NCBI Entrez Sequence Entries:
These bring up the entry in the
Entrez
database (maintained by
MRC)
associated with the current protein. In addition to providing the
sequence information in a standardized format, it is also possible to
obtain relevant
MEDLINE
references as further links from these.
Protein Databank Entries: The links to the Protein Data Bank (PDB) are simply the PDB identifiers of the entries, found at the lowest level of the hierarchy. As such, they have no representative icon. Displayed is the header of the PDB entry in question with links to a number of different optional views. These views can also be accessed directly via the PDB entry viewer from the MRC site and from mirrors sites with a local copy of PDB files.
Nucleic Acids Database Entries:
These retrieve entries from the
Nucleic Acids Database
(NDB),
which contains coordinates, images, and experimental information about
nucleic acid structures.
Protein Motions Database Entries:
These retrieve entries from the
Macromolecular Motions Database,
which contains a classification of proteins which have internal
movements, as well as descriptive text, images, and animations.
Scop Cross-References:
When a single PDB
entry is divided into different folds, these icons
provide links to the locations, in SCOP,
of other regions of the
PDB entry.
SCOP contains the domains of all PDB entries available at the time of the current release's construction. For each of these entries a coordinate file is available and can be displayed via the various graphical interfaces. The sequence of each protein chain has also been extracted.
The release also contains many literature references. These are structures that have been published in sufficient detail to be classified in SCOP, but where the coordinates are not yet available from PDB. Whereas PDB entries are identified by a 4 letter code starting with a digit, these literature entries have been given 4 letter codes starting with the letter s followed by 3 digits, e.g. s149. This code is arbitrary and may change between releases. Entries included in SCOP in this way tend only to be those structures that are significantly different from any structure already in PDB.
In the absence of a PDB header, a pseudo header file has been constructed. These header files contain the reference; the SWISSPROT identifier for the sequence; the fragment of the sequence for which structural information exists (where known) and the domain classification of each part of this sequence fragment in SCOP. (Note that occassionally some of this information is incomplete where there was insufficient information about the sequence in the orginal reference.)
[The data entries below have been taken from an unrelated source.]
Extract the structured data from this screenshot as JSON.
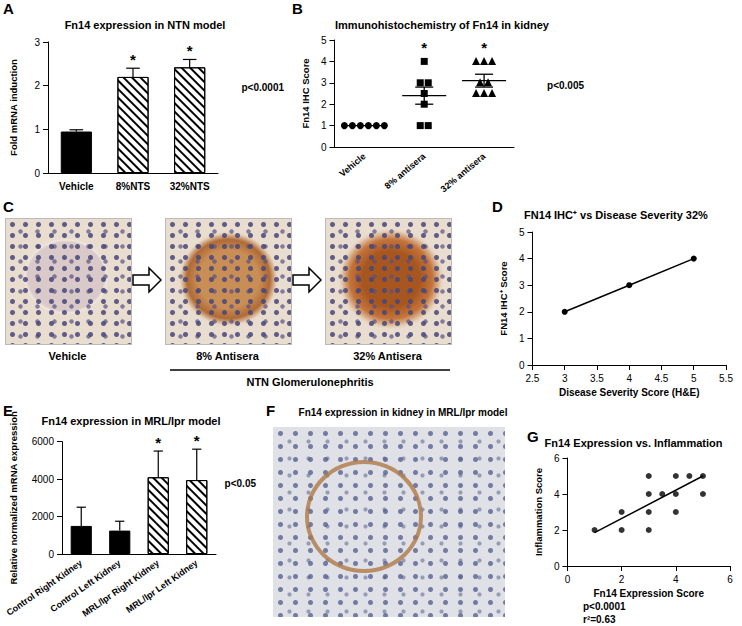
{
  "chart_data": [
    {
      "panel": "A",
      "type": "bar",
      "title": "Fn14 expression in NTN model",
      "y_label": "Fold mRNA induction",
      "categories": [
        "Vehicle",
        "8%NTS",
        "32%NTS"
      ],
      "values": [
        0.95,
        2.2,
        2.42
      ],
      "errors": [
        0.04,
        0.2,
        0.18
      ],
      "colors": [
        "#000000",
        "#ffffff",
        "#ffffff"
      ],
      "significance": [
        null,
        "*",
        "*"
      ],
      "annotation": "p<0.0001",
      "ylim": [
        0,
        3
      ],
      "yticks": [
        0,
        1,
        2,
        3
      ],
      "grid": false
    },
    {
      "panel": "B",
      "type": "scatter",
      "title": "Immunohistochemistry of Fn14 in kidney",
      "y_label": "Fn14 IHC Score",
      "categories": [
        "Vehicle",
        "8% antisera",
        "32% antisera"
      ],
      "values": [
        [
          1,
          1,
          1,
          1,
          1,
          1
        ],
        [
          4,
          3,
          3,
          2.5,
          2,
          1,
          1
        ],
        [
          4,
          4,
          4,
          3,
          3,
          2.5,
          2.5,
          2.5
        ]
      ],
      "markers": [
        "circle",
        "square",
        "triangle"
      ],
      "means": [
        1,
        2.4,
        3.1
      ],
      "sem": [
        0,
        0.4,
        0.3
      ],
      "color": "#000000",
      "significance": [
        null,
        "*",
        "*"
      ],
      "annotation": "p<0.005",
      "ylim": [
        0,
        5
      ],
      "yticks": [
        0,
        1,
        2,
        3,
        4,
        5
      ],
      "grid": false
    },
    {
      "panel": "D",
      "type": "line",
      "title": "FN14 IHC⁺ vs Disease Severity 32%",
      "x_label": "Disease Severity Score (H&E)",
      "y_label": "FN14 IHC⁺ Score",
      "x": [
        3,
        4,
        5
      ],
      "values": [
        2,
        3,
        4
      ],
      "marker": "circle",
      "color": "#000000",
      "xlim": [
        2.5,
        5.5
      ],
      "xticks": [
        2.5,
        3,
        3.5,
        4,
        4.5,
        5,
        5.5
      ],
      "ylim": [
        0,
        5
      ],
      "yticks": [
        0,
        1,
        2,
        3,
        4,
        5
      ],
      "grid": false
    },
    {
      "panel": "E",
      "type": "bar",
      "title": "Fn14 expression in MRL/lpr model",
      "y_label": "Relative normalized mRNA expression",
      "categories": [
        "Control Right Kidney",
        "Control Left Kidney",
        "MRL/lpr Right Kidney",
        "MRL/lpr Left Kidney"
      ],
      "values": [
        1500,
        1250,
        4100,
        3950
      ],
      "errors": [
        1000,
        500,
        1400,
        1650
      ],
      "colors": [
        "#000000",
        "#000000",
        "#ffffff",
        "#ffffff"
      ],
      "significance": [
        null,
        null,
        "*",
        "*"
      ],
      "annotation": "p<0.05",
      "ylim": [
        0,
        6000
      ],
      "yticks": [
        0,
        2000,
        4000,
        6000
      ],
      "grid": false
    },
    {
      "panel": "G",
      "type": "scatter",
      "title": "Fn14 Expression vs. Inflammation",
      "x_label": "Fn14 Expression Score",
      "y_label": "Inflammation Score",
      "x": [
        1,
        2,
        2,
        3,
        3,
        3,
        3,
        3.5,
        4,
        4,
        4,
        4.5,
        5,
        5
      ],
      "values": [
        2,
        2,
        3,
        5,
        4,
        3,
        2,
        4,
        5,
        4,
        3,
        5,
        5,
        4
      ],
      "fit": {
        "x": [
          1,
          5
        ],
        "values": [
          1.85,
          5
        ]
      },
      "marker": "circle",
      "color": "#000000",
      "annotations": [
        "p<0.0001",
        "r²=0.63"
      ],
      "xlim": [
        0,
        6
      ],
      "xticks": [
        0,
        2,
        4,
        6
      ],
      "ylim": [
        0,
        6
      ],
      "yticks": [
        0,
        2,
        4,
        6
      ],
      "grid": false
    }
  ],
  "images": [
    {
      "panel": "C",
      "labels": [
        "Vehicle",
        "8% Antisera",
        "32% Antisera"
      ],
      "group_label": "NTN Glomerulonephritis"
    },
    {
      "panel": "F",
      "title": "Fn14 expression in kidney in MRL/lpr model"
    }
  ]
}
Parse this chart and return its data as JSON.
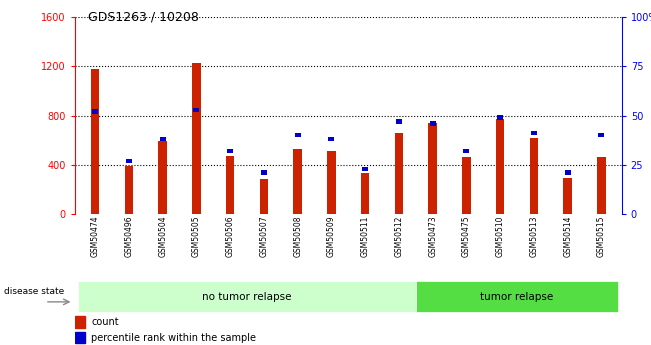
{
  "title": "GDS1263 / 10208",
  "samples": [
    "GSM50474",
    "GSM50496",
    "GSM50504",
    "GSM50505",
    "GSM50506",
    "GSM50507",
    "GSM50508",
    "GSM50509",
    "GSM50511",
    "GSM50512",
    "GSM50473",
    "GSM50475",
    "GSM50510",
    "GSM50513",
    "GSM50514",
    "GSM50515"
  ],
  "counts": [
    1175,
    390,
    590,
    1230,
    470,
    280,
    530,
    510,
    330,
    660,
    740,
    460,
    770,
    620,
    290,
    460
  ],
  "percentiles": [
    52,
    27,
    38,
    53,
    32,
    21,
    40,
    38,
    23,
    47,
    46,
    32,
    49,
    41,
    21,
    40
  ],
  "group_labels": [
    "no tumor relapse",
    "tumor relapse"
  ],
  "group_sizes": [
    10,
    6
  ],
  "ylim_left": [
    0,
    1600
  ],
  "ylim_right": [
    0,
    100
  ],
  "yticks_left": [
    0,
    400,
    800,
    1200,
    1600
  ],
  "yticks_right": [
    0,
    25,
    50,
    75,
    100
  ],
  "yticklabels_right": [
    "0",
    "25",
    "50",
    "75",
    "100%"
  ],
  "bar_color_red": "#cc2200",
  "bar_color_blue": "#0000cc",
  "group_color_light": "#ccffcc",
  "group_color_green": "#55dd44",
  "legend_count": "count",
  "legend_pct": "percentile rank within the sample",
  "disease_state_label": "disease state",
  "bar_width": 0.25,
  "pct_square_size": 0.18
}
The filenames for the SCOP HTML database are currently arbitrary and subject to frequent change. Therefore, external users should not make links directly to files in the database. Rather, they should link a search engine (such as the one at http:search.cgi). The fields which you can set are:
Note:The linking facilities of SCOP continue to be under active development, and soon the above features may be supplanted (but will not immediately disappear).
Because much of the information on these pages is in graphical form, we highly recommend users turn on image loading. The total size of all the icons used is only a fraction of even the smallest pages, so transfer time should be minimal. Moreover, the same images are used on all pages, so there will be no need to "reload" any of these pictures as you continue browsing.